In Summe stehen den Mitgliedsstaaten durch dieses Instrument im Zeitraum von 2021 bis 2026 672,5 Milliarden Euro (Zahlen inflationsbereinigt zu Preisen 2018) in Form von nicht-rückzahlbaren Zuschüssen (312,5 Milliarden Euro) und Darlehen (360 Milliarden Euro) zur Verfügung.

Um die Abhängigkeit von russischen Energieimporten zu reduzieren, wurde 2023 ein neues Kapitel in den nationalen Aufbau- und Resilienzplänen eingefügt: REPowerEU. Reformen und Investitionen sollen sich an den jeweiligen länderspezifischen Empfehlungen (CSR) 2022 zu Energie orientieren. Dafür stehen zusätzlich Zuschüsse in der Höhe von 20 Milliarden Euro zur Verfügung. 

Im Rahmen des Europäischen Semesters wird die Umsetzung der Aufbau- und Resilienzfazilität in den Mitgliedsstaaten überwacht, um die vereinbarten Ziele zu erreichen, notwendige Strukturreformen voranzutreiben, die Widerstandsfähigkeit der EU-Volkswirtschaften zu erhöhen und in den ökologischen und digitalen Wandel zu investieren.

Im Hinblick auf die großen Summen, die hier von den Mitgliedstaaten abgerufen werden können, wurden seitens der Europäischen Kommission enge Förderkriterien und Kontrollmechanismen definiert, um die zweckmäßige und sparsame Verwendung der Finanzmittel sicherzustellen. Nach eingehender Prüfung der Dokumente durch die Europäische Kommission werden die nationalen Pläne in verbindliche Rechtsakte übergeführt, die vom Rat (ECOFIN) mit qualifizierter Mehrheit gebilligt werden müssen.

Zweimal jährlich müssen die Mitgliedstaaten über die Fortschritte der Maßnahmen und Erreichung der Meilensteine berichten. Die Auszahlungen aus der Aufbau- und Resilienzfazilität sind leistungsgebunden und werden nur dann von der Europäischen Kommission bewilligt, wenn die Etappenziele und Meilensteine vereinbarungsgemäß erreicht wurden.
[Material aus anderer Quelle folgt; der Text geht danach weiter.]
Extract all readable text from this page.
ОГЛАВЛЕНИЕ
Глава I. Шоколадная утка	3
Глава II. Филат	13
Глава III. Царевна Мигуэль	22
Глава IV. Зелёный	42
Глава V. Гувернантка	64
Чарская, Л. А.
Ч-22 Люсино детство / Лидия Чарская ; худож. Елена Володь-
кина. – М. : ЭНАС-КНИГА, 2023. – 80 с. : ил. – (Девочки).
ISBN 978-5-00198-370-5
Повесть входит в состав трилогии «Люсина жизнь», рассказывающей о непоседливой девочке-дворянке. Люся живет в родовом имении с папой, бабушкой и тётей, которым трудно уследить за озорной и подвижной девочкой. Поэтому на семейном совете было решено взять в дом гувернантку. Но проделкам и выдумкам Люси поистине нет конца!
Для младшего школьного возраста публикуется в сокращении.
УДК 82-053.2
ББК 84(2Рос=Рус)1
Umsetzung des Europäischen Semesters

Das Europäische Semester startet jährlich im Spätherbst mit der Veröffentlichung des "Herbstpakets" durch die Europäische Kommission.

Dieses besteht aus der Jährlichen Strategie für nachhaltiges Wachstum mit den Prioritäten Ökologische Nachhaltigkeit, Produktivität, Fairness und Makroökonomische Stabilität. Weitere Elemente des Herbstpaketes sind der Frühwarnbericht, der Entwurf des beschäftigungspolitischen Berichts, der Entwurf für Empfehlungen zur Wirtschaftspolitik des Euro-Währungsgebiets und Stellungnahmen zu den Entwürfen der Haushaltspläne der Euro-Mitgliedstaaten.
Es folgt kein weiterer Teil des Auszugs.